Dollars and Sense: Incentives will not make a bad project good
Published 12:00 am Friday, July 27, 2007
By JAMES DEDES / Guest Columnist
Economic development incentives are once again in the spotlight following the recent announcement of Alabama’s record $811 million package offered to recruit German steel maker ThyssenKrupp to South Alabama. These incentives, which include direct financial aid and tax abatements, are widely viewed as appropriate given the anticipated $3.7 billion investment by the company. With the possible creation of over 2,700 new direct jobs, this announcement rises far beyond the definition of a “good project.”
As we observe these stratospheric incentives at the state level, it is worth noting that many of the evaluation criteria are also applicable at the local level.
Communities should continually evaluate incentive requests to determine their project-specific purpose. Why are the incentives needed? What types of jobs are being created? What is the capital investment of the company?
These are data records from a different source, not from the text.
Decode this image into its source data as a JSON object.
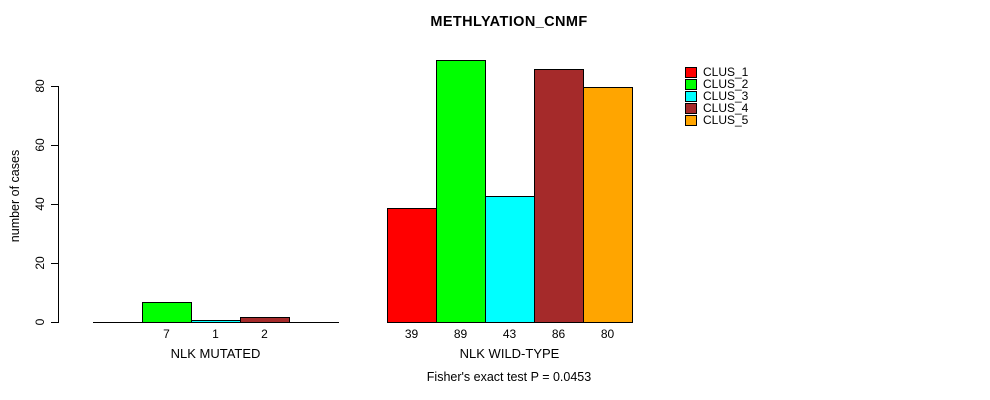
{
  "title": "METHLYATION_CNMF",
  "y_axis": {
    "label": "number of cases",
    "ticks": [
      "0",
      "20",
      "40",
      "60",
      "80"
    ]
  },
  "footer": "Fisher's exact test P = 0.0453",
  "chart_data": {
    "type": "bar",
    "title": "METHLYATION_CNMF",
    "ylabel": "number of cases",
    "xlabel": "",
    "ylim": [
      0,
      89
    ],
    "yticks": [
      0,
      20,
      40,
      60,
      80
    ],
    "grid": false,
    "legend_position": "top-right",
    "series_names": [
      "CLUS_1",
      "CLUS_2",
      "CLUS_3",
      "CLUS_4",
      "CLUS_5"
    ],
    "series_colors": [
      "#ff0000",
      "#00ff00",
      "#00ffff",
      "#a52a2a",
      "#ffa500"
    ],
    "groups": [
      {
        "label": "NLK MUTATED",
        "values": [
          0,
          7,
          1,
          2,
          0
        ],
        "bar_labels": [
          "",
          "7",
          "1",
          "2",
          ""
        ]
      },
      {
        "label": "NLK WILD-TYPE",
        "values": [
          39,
          89,
          43,
          86,
          80
        ],
        "bar_labels": [
          "39",
          "89",
          "43",
          "86",
          "80"
        ]
      }
    ],
    "annotation": "Fisher's exact test P = 0.0453"
  }
}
And, in my opinion most importantly, what protections are in place to recapture public funds if the company does not perform as promised?
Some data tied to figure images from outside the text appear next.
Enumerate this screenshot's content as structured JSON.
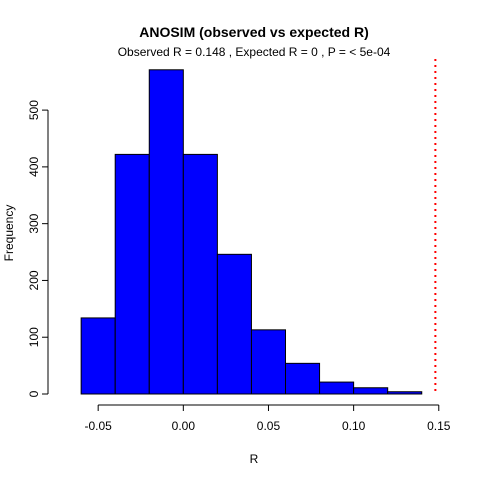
{
  "chart_data": {
    "type": "histogram",
    "title": "ANOSIM (observed vs expected R)",
    "subtitle": "Observed R =  0.148 , Expected R =  0 , P =  < 5e-04",
    "xlabel": "R",
    "ylabel": "Frequency",
    "xlim": [
      -0.073,
      0.156
    ],
    "ylim": [
      0,
      590
    ],
    "bins": [
      {
        "x0": -0.06,
        "x1": -0.04,
        "count": 134
      },
      {
        "x0": -0.04,
        "x1": -0.02,
        "count": 422
      },
      {
        "x0": -0.02,
        "x1": 0.0,
        "count": 571
      },
      {
        "x0": 0.0,
        "x1": 0.02,
        "count": 422
      },
      {
        "x0": 0.02,
        "x1": 0.04,
        "count": 246
      },
      {
        "x0": 0.04,
        "x1": 0.06,
        "count": 113
      },
      {
        "x0": 0.06,
        "x1": 0.08,
        "count": 54
      },
      {
        "x0": 0.08,
        "x1": 0.1,
        "count": 21
      },
      {
        "x0": 0.1,
        "x1": 0.12,
        "count": 11
      },
      {
        "x0": 0.12,
        "x1": 0.14,
        "count": 4
      }
    ],
    "x_ticks": [
      {
        "value": -0.05,
        "label": "-0.05"
      },
      {
        "value": 0.0,
        "label": "0.00"
      },
      {
        "value": 0.05,
        "label": "0.05"
      },
      {
        "value": 0.1,
        "label": "0.10"
      },
      {
        "value": 0.15,
        "label": "0.15"
      }
    ],
    "y_ticks": [
      {
        "value": 0,
        "label": "0"
      },
      {
        "value": 100,
        "label": "100"
      },
      {
        "value": 200,
        "label": "200"
      },
      {
        "value": 300,
        "label": "300"
      },
      {
        "value": 400,
        "label": "400"
      },
      {
        "value": 500,
        "label": "500"
      }
    ],
    "observed_line": {
      "value": 0.148,
      "color": "#ff0000",
      "style": "dotted"
    },
    "bar_fill": "#0000ff",
    "bar_stroke": "#000000",
    "grid": false
  }
}
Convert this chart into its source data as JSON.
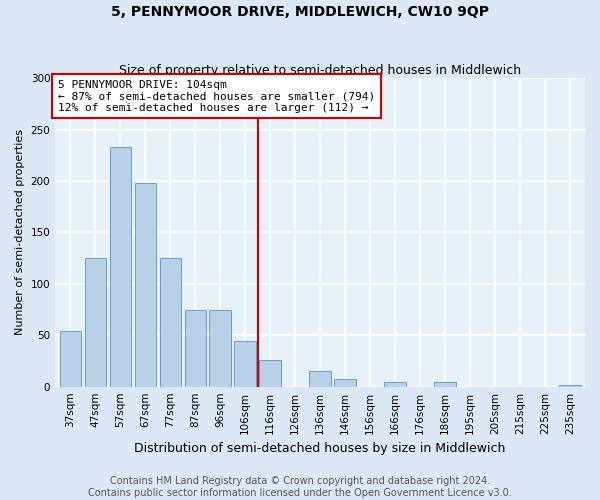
{
  "title": "5, PENNYMOOR DRIVE, MIDDLEWICH, CW10 9QP",
  "subtitle": "Size of property relative to semi-detached houses in Middlewich",
  "xlabel": "Distribution of semi-detached houses by size in Middlewich",
  "ylabel": "Number of semi-detached properties",
  "categories": [
    "37sqm",
    "47sqm",
    "57sqm",
    "67sqm",
    "77sqm",
    "87sqm",
    "96sqm",
    "106sqm",
    "116sqm",
    "126sqm",
    "136sqm",
    "146sqm",
    "156sqm",
    "166sqm",
    "176sqm",
    "186sqm",
    "195sqm",
    "205sqm",
    "215sqm",
    "225sqm",
    "235sqm"
  ],
  "values": [
    54,
    125,
    233,
    198,
    125,
    75,
    75,
    44,
    26,
    0,
    15,
    7,
    0,
    5,
    0,
    5,
    0,
    0,
    0,
    0,
    2
  ],
  "bar_color": "#b8d0e8",
  "bar_edge_color": "#6aa0c8",
  "vline_color": "#cc0000",
  "annotation_title": "5 PENNYMOOR DRIVE: 104sqm",
  "annotation_line1": "← 87% of semi-detached houses are smaller (794)",
  "annotation_line2": "12% of semi-detached houses are larger (112) →",
  "annotation_box_color": "#cc0000",
  "annotation_bg": "#ffffff",
  "ylim": [
    0,
    300
  ],
  "yticks": [
    0,
    50,
    100,
    150,
    200,
    250,
    300
  ],
  "footnote": "Contains HM Land Registry data © Crown copyright and database right 2024.\nContains public sector information licensed under the Open Government Licence v3.0.",
  "bg_color": "#dce8f5",
  "plot_bg_color": "#e8f0f8",
  "grid_color": "#ffffff",
  "title_fontsize": 10,
  "subtitle_fontsize": 9,
  "xlabel_fontsize": 9,
  "ylabel_fontsize": 8,
  "tick_fontsize": 7.5,
  "annotation_fontsize": 8,
  "footnote_fontsize": 7
}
These so-called “clawback” provisions in incentive agreements, which were quite rare a few years ago, are being used with increased frequency nationwide.
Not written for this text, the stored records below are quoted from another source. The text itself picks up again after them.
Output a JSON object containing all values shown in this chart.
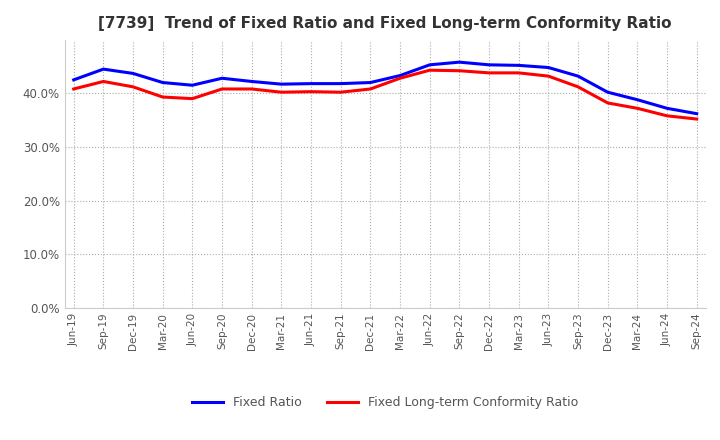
{
  "title": "[7739]  Trend of Fixed Ratio and Fixed Long-term Conformity Ratio",
  "legend_labels": [
    "Fixed Ratio",
    "Fixed Long-term Conformity Ratio"
  ],
  "line_colors": [
    "#0000ff",
    "#ff0000"
  ],
  "background_color": "#ffffff",
  "grid_color": "#aaaaaa",
  "ylim": [
    0.0,
    0.5
  ],
  "yticks": [
    0.0,
    0.1,
    0.2,
    0.3,
    0.4
  ],
  "dates": [
    "Jun-19",
    "Sep-19",
    "Dec-19",
    "Mar-20",
    "Jun-20",
    "Sep-20",
    "Dec-20",
    "Mar-21",
    "Jun-21",
    "Sep-21",
    "Dec-21",
    "Mar-22",
    "Jun-22",
    "Sep-22",
    "Dec-22",
    "Mar-23",
    "Jun-23",
    "Sep-23",
    "Dec-23",
    "Mar-24",
    "Jun-24",
    "Sep-24"
  ],
  "fixed_ratio": [
    0.425,
    0.445,
    0.437,
    0.42,
    0.415,
    0.428,
    0.422,
    0.417,
    0.418,
    0.418,
    0.42,
    0.433,
    0.453,
    0.458,
    0.453,
    0.452,
    0.448,
    0.432,
    0.402,
    0.388,
    0.372,
    0.362
  ],
  "fixed_lt_ratio": [
    0.408,
    0.422,
    0.412,
    0.393,
    0.39,
    0.408,
    0.408,
    0.402,
    0.403,
    0.402,
    0.408,
    0.428,
    0.443,
    0.442,
    0.438,
    0.438,
    0.432,
    0.412,
    0.382,
    0.372,
    0.358,
    0.352
  ]
}
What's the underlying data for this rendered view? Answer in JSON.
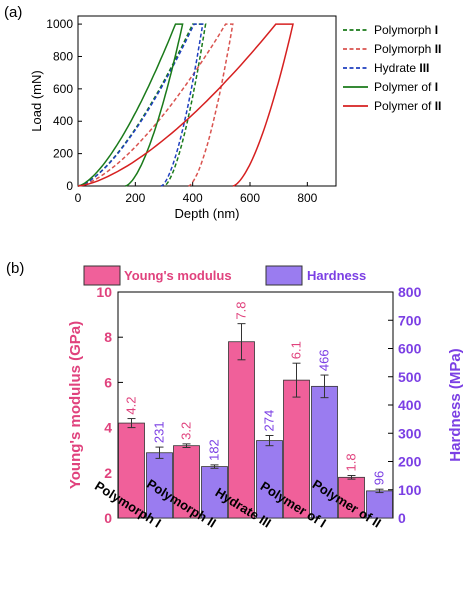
{
  "chart_data": [
    {
      "panel_label": "(a)",
      "type": "line",
      "xlabel": "Depth (nm)",
      "ylabel": "Load (mN)",
      "xlim": [
        0,
        900
      ],
      "ylim": [
        0,
        1050
      ],
      "xticks": [
        "0",
        "200",
        "400",
        "600",
        "800"
      ],
      "yticks": [
        "0",
        "200",
        "400",
        "600",
        "800",
        "1000"
      ],
      "legend": "right",
      "series": [
        {
          "name": "Polymorph I",
          "color": "#1a7a1a",
          "dash": "dashed",
          "max_depth": 445,
          "load_hold_start": 400,
          "unload_end": 300
        },
        {
          "name": "Polymorph II",
          "color": "#d9534f",
          "dash": "dashed",
          "max_depth": 540,
          "load_hold_start": 515,
          "unload_end": 385
        },
        {
          "name": "Hydrate III",
          "color": "#1f3fbf",
          "dash": "dashed",
          "max_depth": 435,
          "load_hold_start": 405,
          "unload_end": 290
        },
        {
          "name": "Polymer of I",
          "color": "#1a7a1a",
          "dash": "solid",
          "max_depth": 365,
          "load_hold_start": 340,
          "unload_end": 165
        },
        {
          "name": "Polymer of II",
          "color": "#d62020",
          "dash": "solid",
          "max_depth": 750,
          "load_hold_start": 690,
          "unload_end": 540
        }
      ],
      "legend_names": [
        {
          "text": "Polymorph ",
          "roman": "I"
        },
        {
          "text": "Polymorph ",
          "roman": "II"
        },
        {
          "text": "Hydrate ",
          "roman": "III"
        },
        {
          "text": "Polymer of ",
          "roman": "I"
        },
        {
          "text": "Polymer of ",
          "roman": "II"
        }
      ]
    },
    {
      "panel_label": "(b)",
      "type": "bar",
      "categories": [
        "Polymorph I",
        "Polymorph II",
        "Hydrate III",
        "Polymer of  I",
        "Polymer of II"
      ],
      "series": [
        {
          "name": "Young's modulus",
          "axis": "left",
          "color": "#f0609a",
          "values": [
            4.2,
            3.2,
            7.8,
            6.1,
            1.8
          ],
          "errors": [
            0.2,
            0.08,
            0.8,
            0.75,
            0.08
          ],
          "labels": [
            "4.2",
            "3.2",
            "7.8",
            "6.1",
            "1.8"
          ]
        },
        {
          "name": "Hardness",
          "axis": "right",
          "color": "#9a7cf0",
          "values": [
            231,
            182,
            274,
            466,
            96
          ],
          "errors": [
            20,
            6,
            18,
            40,
            6
          ],
          "labels": [
            "231",
            "182",
            "274",
            "466",
            "96"
          ]
        }
      ],
      "ylabel_left": "Young's modulus (GPa)",
      "ylabel_right": "Hardness (MPa)",
      "ylim_left": [
        0,
        10
      ],
      "ylim_right": [
        0,
        800
      ],
      "yticks_left": [
        "0",
        "2",
        "4",
        "6",
        "8",
        "10"
      ],
      "yticks_right": [
        "0",
        "100",
        "200",
        "300",
        "400",
        "500",
        "600",
        "700",
        "800"
      ],
      "legend": "top"
    }
  ]
}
As companies increase their use of consultants to “shop” for incentives, communities should respond accordingly. Is it reasonable to assume that a company on life support can be resuscitated by a grant, tax abatement or short-term loan?
Incentives will not make a bad project good. Rather, a community should evaluate the request and deliver an incentive that it can afford, is appropriate for the project and responds to the competitive recruitment environment.
The Wall Street Journal recently reported that cities in Northeast Ohio are working together to limit the use of tax abatements to induce companies to move from neighboring communities.
While not realistic in all circumstances, there are clear benefits to coordinating incentive criteria and working together within a county to minimize the impact of “incentive shopping.”
We should keep an eye on Ohio. We might learn something valuable.